Tearing the anterior cruciate ligament, or ACL, is one of the most common knee injuries around. Dr. Paul Fleissner has been performing ACL repairs on young athletes at the Crystal Clinic Orthopaedic Center in Akron for 26 years. While most of his patients recover well and return to playing sports in about a year, Fleissner noticed many of them suffering a second tear, looseness in the joint, or early-onset arthritis after the procedure. During a second surgery on these patients, Fleissner found poor blood-flow and tissue regrowth to be the culprits.

“It fascinated and frustrated me at the same time,” he says. He set about trying to figure out how to improve these results. During his research, he found interesting work being done with biologics—products like blood, vaccines or gene therapy that are synthesized from organic components.

“I stumbled on platelet-rich plasma (PRP) first,” he says. “It had a good initial effect on the patient, but it didn’t seem to last.” PRP injected during an ACL surgery is gradually broken down by the natural enzymes in the joint. Further research into a way to prolong the effects of PRP led Fleissner to a solution. “I found some animal studies that were using PRP with a collagen carrier,” he says. “Collagen is resistant to some of the enzymes in the knee that cause breakdown and acts as a protective mechanism for the PRP.”

Fleissner and the clinic obtained approval to use this combination in human ACL surgeries, and the FastFlex™ technique was born. “We developed a way to combine the two for reconstructions, and it produced a fantastic result,” he says. Those results include recovery time of about six months instead of a year, and about half the rate of failures that require a second surgery.
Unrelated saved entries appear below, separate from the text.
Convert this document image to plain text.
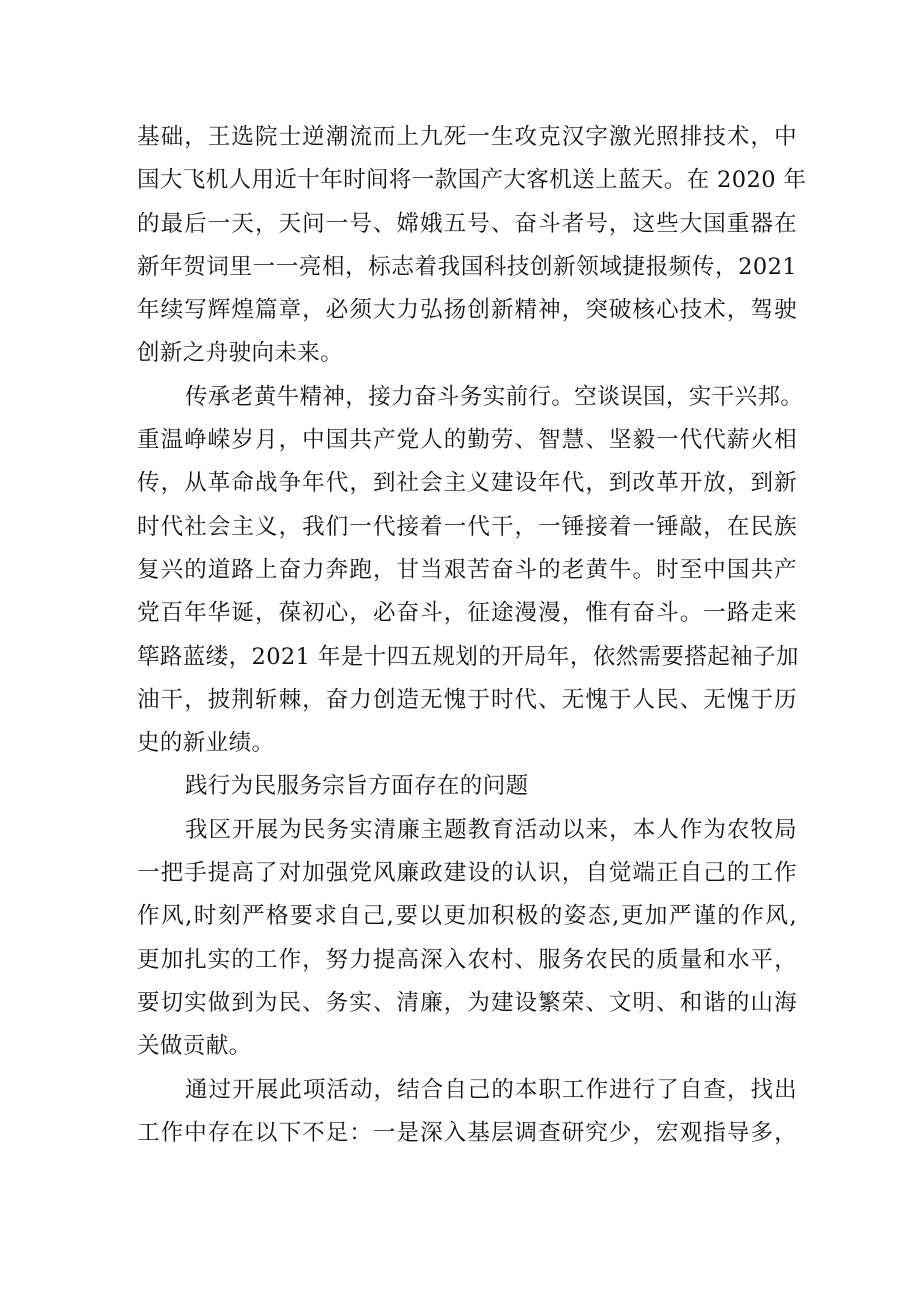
基础，王选院士逆潮流而上九死一生攻克汉字激光照排技术，中
国大飞机人用近十年时间将一款国产大客机送上蓝天。在 2020 年
的最后一天，天问一号、嫦娥五号、奋斗者号，这些大国重器在
新年贺词里一一亮相，标志着我国科技创新领域捷报频传，2021
年续写辉煌篇章，必须大力弘扬创新精神，突破核心技术，驾驶
创新之舟驶向未来。
传承老黄牛精神，接力奋斗务实前行。空谈误国，实干兴邦。
重温峥嵘岁月，中国共产党人的勤劳、智慧、坚毅一代代薪火相
传，从革命战争年代，到社会主义建设年代，到改革开放，到新
时代社会主义，我们一代接着一代干，一锤接着一锤敲，在民族
复兴的道路上奋力奔跑，甘当艰苦奋斗的老黄牛。时至中国共产
党百年华诞，葆初心，必奋斗，征途漫漫，惟有奋斗。一路走来
筚路蓝缕，2021 年是十四五规划的开局年，依然需要搭起袖子加
油干，披荆斩棘，奋力创造无愧于时代、无愧于人民、无愧于历
史的新业绩。
践行为民服务宗旨方面存在的问题
我区开展为民务实清廉主题教育活动以来，本人作为农牧局
一把手提高了对加强党风廉政建设的认识，自觉端正自己的工作
作风,时刻严格要求自己,要以更加积极的姿态,更加严谨的作风,
更加扎实的工作，努力提高深入农村、服务农民的质量和水平，
要切实做到为民、务实、清廉，为建设繁荣、文明、和谐的山海
关做贡献。
通过开展此项活动，结合自己的本职工作进行了自查，找出
工作中存在以下不足：一是深入基层调查研究少，宏观指导多，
FastFlex™ has potential for a much wider range of patients than just athletes. “People are using PRP and stem cells in older patients to slow or reverse the arthritis process, and to prevent total knee replacement or make it at a much later age,” Fleissner says.

While the protective factors of collagen and PRP seem clear, the reparative effects are still not certain. Nevertheless, Fleissner and his team continue to learn from and improve on their ground-breaking procedure. “I hope we’ll continue to make this the standard of care for the future.”

Back in the game

In November of 2014, Jacob Bush was an active, athletic kid in eighth grade. At the tender age of 14, he’d already had several injuries and surgeries, including a torn meniscus and a total ACL reconstruction.

During an afternoon football practice, Bush suffered an injury to his previously unharmed knee. “I was going out for a pass and went to toss the ball,” he says. “I felt a sharp pain in my knee and fell to the ground.”

Dr. Fleissner—who already knew Bush from his previous surgeries—examined the knee and found the ACL was torn.

When Fleissner presented the idea of his FastFlex™ procedure to the Bushes, Jacob’s mother was wary. “I was not excited about the thought of my son going under the knife again,” she says. “But we wanted to do everything we could [for] Jacob.”

Six months of grueling physical therapy followed the successful procedure, but Jacob Bush was motivated to get through it by the promise of returning to lacrosse in the spring. “It was really hard, but I liked it because I knew I was getting better [and] could feel myself getting stronger,” he says.

Bush can now run and kneel with no pain. He also has new career aspirations that his mother says were never mentioned before his experience with Fleissner and his team. “I want to go into sports medicine,” Bush says. “I’m interested in the body and the ligaments.”